Thursday, April 30, 2015

Americas has eliminated rubella, virus that can cause congenital defects - The Province

TORONTO - A 15-year campaign has stopped the spread of endemic rubella in the countries of the Americas, the Pan-American Health Organization announced Wednesday.

The Americas is the first of the World Health Organization's six regions to eliminate transmission of the virus, which used to be known as the German measles or the three-day measles. Like measles, it triggers a diffuse red rash over the bodies of those who contract it.

Here are five things you should know about rubella, and about Wednesday's announcement:

IT LOOKS LIKE MEASLES BUT....

Rubella infection produces a widespread red rash similar to measles and is also spread when infected people cough and sneeze.

The disease in children is usually mild, with a low fever — typically under 38.3 Celsius. Symptoms last two or three days and are milder in younger children than in older kids and adults.

Like measles, it can be preventable by vaccination. The rubella vaccine is bundled into one shot that also protects against measles and mumps.

Rubella is contagious, but not as contagious as measles, which is one of the most infectious diseases known. In the days before vaccine use, one person with measles would, on average, infect between 12 and 18 others. For rubella, the estimate was five to seven.

THIS VIRUS IS DANGEROUS FOR PREGNANT WOMEN AND THEIR FETUSES

A woman who contracts rubella during the early stages of pregnancy may miscarry or give birth to a stillborn. If she carries to term, the risk is high that her baby will be born with multiple birth defects.

Birth defects seen in cases of congenital rubella syndrome — the name for the condition these children suffer from — include deafness, blindness, intellectual disabilities and heart defects.

The Public Health Agency of Canada says as many as 85 per cent of babies born to women who had rubella in the first trimester of their pregnancy will have a birth defect. The risk does not completely disappear after the first trimester, but it diminishes over time.

THIS VIRUS IS TRICKY

People with rubella are most contagious when they have the accompanying rash.

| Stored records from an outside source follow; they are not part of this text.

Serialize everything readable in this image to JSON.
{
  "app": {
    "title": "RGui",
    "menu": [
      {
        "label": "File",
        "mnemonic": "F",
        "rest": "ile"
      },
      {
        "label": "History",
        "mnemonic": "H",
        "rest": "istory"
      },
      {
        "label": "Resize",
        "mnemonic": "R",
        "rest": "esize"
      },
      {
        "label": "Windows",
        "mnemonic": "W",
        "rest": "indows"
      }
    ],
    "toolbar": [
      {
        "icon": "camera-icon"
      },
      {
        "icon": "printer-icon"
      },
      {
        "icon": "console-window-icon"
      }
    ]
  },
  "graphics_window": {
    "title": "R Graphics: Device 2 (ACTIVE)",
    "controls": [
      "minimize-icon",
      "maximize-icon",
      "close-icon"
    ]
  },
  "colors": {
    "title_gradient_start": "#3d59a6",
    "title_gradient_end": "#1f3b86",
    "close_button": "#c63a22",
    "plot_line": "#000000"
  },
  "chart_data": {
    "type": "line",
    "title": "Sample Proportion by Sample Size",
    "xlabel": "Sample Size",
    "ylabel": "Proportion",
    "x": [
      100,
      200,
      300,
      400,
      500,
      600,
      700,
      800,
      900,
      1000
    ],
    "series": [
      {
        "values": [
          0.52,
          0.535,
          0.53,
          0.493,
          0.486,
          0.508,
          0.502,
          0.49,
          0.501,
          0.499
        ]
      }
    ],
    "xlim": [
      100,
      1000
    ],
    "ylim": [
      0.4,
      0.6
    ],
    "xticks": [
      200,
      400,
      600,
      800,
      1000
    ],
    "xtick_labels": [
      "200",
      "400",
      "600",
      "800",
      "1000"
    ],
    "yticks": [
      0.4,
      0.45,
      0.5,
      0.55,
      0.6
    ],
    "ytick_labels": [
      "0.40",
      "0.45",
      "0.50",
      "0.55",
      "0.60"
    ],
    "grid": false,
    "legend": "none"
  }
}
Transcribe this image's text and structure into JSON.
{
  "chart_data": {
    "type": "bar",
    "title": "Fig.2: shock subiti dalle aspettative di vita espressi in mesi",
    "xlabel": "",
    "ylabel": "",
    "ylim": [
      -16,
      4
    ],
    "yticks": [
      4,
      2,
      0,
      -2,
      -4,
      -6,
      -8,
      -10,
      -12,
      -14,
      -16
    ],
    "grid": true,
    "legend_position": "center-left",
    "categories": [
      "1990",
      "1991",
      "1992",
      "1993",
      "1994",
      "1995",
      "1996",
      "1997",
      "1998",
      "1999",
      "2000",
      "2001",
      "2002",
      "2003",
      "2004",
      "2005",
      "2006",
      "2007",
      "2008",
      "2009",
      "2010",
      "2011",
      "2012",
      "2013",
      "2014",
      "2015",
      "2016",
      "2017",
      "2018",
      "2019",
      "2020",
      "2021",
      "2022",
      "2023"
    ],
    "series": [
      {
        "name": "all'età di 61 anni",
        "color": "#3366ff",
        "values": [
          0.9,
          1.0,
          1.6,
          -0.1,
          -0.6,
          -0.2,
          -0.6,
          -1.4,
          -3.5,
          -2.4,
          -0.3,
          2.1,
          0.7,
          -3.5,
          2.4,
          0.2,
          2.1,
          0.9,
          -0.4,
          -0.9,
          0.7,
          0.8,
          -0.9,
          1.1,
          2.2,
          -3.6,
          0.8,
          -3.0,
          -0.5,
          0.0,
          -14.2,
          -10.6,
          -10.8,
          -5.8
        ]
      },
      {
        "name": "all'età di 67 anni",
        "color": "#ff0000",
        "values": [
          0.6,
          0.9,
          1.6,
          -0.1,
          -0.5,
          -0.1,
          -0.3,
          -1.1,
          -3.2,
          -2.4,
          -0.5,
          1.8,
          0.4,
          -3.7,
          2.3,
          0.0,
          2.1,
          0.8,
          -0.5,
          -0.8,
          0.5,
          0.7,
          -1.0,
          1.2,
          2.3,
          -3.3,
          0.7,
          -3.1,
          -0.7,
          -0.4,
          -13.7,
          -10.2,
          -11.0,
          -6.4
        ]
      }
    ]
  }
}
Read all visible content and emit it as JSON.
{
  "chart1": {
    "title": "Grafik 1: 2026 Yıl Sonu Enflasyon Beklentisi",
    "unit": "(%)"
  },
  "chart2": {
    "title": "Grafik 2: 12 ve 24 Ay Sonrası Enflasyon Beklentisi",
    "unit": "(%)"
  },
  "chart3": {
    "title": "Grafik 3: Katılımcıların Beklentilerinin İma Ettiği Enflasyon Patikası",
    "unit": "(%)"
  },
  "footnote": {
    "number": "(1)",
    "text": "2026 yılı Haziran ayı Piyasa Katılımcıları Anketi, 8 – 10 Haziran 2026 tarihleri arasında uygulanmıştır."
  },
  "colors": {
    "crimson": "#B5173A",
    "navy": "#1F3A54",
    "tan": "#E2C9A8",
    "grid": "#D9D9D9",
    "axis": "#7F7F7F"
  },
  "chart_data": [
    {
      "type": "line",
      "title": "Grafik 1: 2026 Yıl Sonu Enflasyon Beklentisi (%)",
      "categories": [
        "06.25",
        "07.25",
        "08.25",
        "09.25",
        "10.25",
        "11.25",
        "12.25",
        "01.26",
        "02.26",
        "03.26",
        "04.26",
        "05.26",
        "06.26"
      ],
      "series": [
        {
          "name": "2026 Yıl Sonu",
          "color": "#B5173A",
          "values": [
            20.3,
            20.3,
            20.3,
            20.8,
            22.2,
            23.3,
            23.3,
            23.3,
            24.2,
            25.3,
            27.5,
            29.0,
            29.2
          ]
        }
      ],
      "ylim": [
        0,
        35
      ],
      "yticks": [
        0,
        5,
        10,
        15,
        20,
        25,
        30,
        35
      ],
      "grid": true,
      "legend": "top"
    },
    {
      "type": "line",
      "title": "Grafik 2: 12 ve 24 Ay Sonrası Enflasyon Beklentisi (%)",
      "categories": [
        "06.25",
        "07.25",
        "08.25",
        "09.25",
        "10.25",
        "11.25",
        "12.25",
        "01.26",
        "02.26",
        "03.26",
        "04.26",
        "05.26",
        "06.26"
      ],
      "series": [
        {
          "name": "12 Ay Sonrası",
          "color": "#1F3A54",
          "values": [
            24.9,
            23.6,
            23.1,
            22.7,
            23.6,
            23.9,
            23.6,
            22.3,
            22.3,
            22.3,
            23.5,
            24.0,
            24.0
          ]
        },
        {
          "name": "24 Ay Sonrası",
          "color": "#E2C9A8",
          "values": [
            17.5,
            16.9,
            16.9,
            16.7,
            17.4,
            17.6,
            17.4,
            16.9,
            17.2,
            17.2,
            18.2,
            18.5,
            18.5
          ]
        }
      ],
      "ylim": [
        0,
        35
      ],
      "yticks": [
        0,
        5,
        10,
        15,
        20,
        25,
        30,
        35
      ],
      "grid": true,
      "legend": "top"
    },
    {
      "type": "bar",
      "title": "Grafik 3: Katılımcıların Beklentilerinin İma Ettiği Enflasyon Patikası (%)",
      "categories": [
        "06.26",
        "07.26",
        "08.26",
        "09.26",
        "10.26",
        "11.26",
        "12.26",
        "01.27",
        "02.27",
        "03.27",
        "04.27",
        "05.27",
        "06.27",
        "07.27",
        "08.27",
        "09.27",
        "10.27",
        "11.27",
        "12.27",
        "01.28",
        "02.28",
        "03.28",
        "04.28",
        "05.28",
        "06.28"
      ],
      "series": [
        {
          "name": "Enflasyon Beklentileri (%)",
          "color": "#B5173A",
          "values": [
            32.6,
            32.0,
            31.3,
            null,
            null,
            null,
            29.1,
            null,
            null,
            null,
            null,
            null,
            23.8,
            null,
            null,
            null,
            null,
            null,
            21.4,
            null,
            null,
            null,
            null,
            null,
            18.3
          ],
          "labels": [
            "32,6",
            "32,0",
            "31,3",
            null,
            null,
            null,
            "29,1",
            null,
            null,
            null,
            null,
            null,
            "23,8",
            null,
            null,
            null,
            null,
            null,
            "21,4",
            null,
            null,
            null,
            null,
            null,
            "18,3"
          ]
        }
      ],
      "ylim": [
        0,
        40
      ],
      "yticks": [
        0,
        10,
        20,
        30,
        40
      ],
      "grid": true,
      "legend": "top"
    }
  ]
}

But people who are infected can spread the virus for seven days before they develop a rash.

And here's the thing: About half of the people who are infected don't develop evident symptoms. Yet those people can still transmit rubella, the U.S. Centers for Disease Control says.

THE SIGNIFICANCE OF WEDNESDAY'S ANNOUNCEMENT

Officials of PAHO announced that ongoing spread of rubella has been stopped in the countries of the Americas. The official process to certify that accomplishment takes several years.

In fact, the region's last known cases of endemic rubella and congenital rubella syndrome occurred in 2009 in Argentina and Brazil respectively.

Canada used to have tens of thousands of rubella cases a year, before the vaccine went into wide use. There are still occasional cases, sparked when viruses are imported into the country in sick people.

Last year, there was only one case of rubella reported in Canada.

STOPPING ENDEMIC SPREAD DOESN'T MEAN NO MORE RUBELLA

When public health authorities say they've stopped endemic spread of a virus, it means that ongoing person-to-person spread in a country or a region has been halted.

When spread is stopped in a country or region, authorities say the virus has officially been "eliminated."

But that's not the same as eradicated; that term is reserved for describing the complete wiping out of a pathogen.

Smallpox was declared eradicated in 1980, and remains the only human disease to have been completely obliterated. Work is underway to eradicate several others, most notably polio.

Until rubella has been eliminated in other parts of the world, the Americas could still experience cases.

An infected traveller could bring the virus to one of the PAHO countries, or someone from the region could contract it overseas. But if vaccination rates remain high, rubella is unlikely to spread far.

Short-term spread from an imported rubella case would not erase the region's elimination status.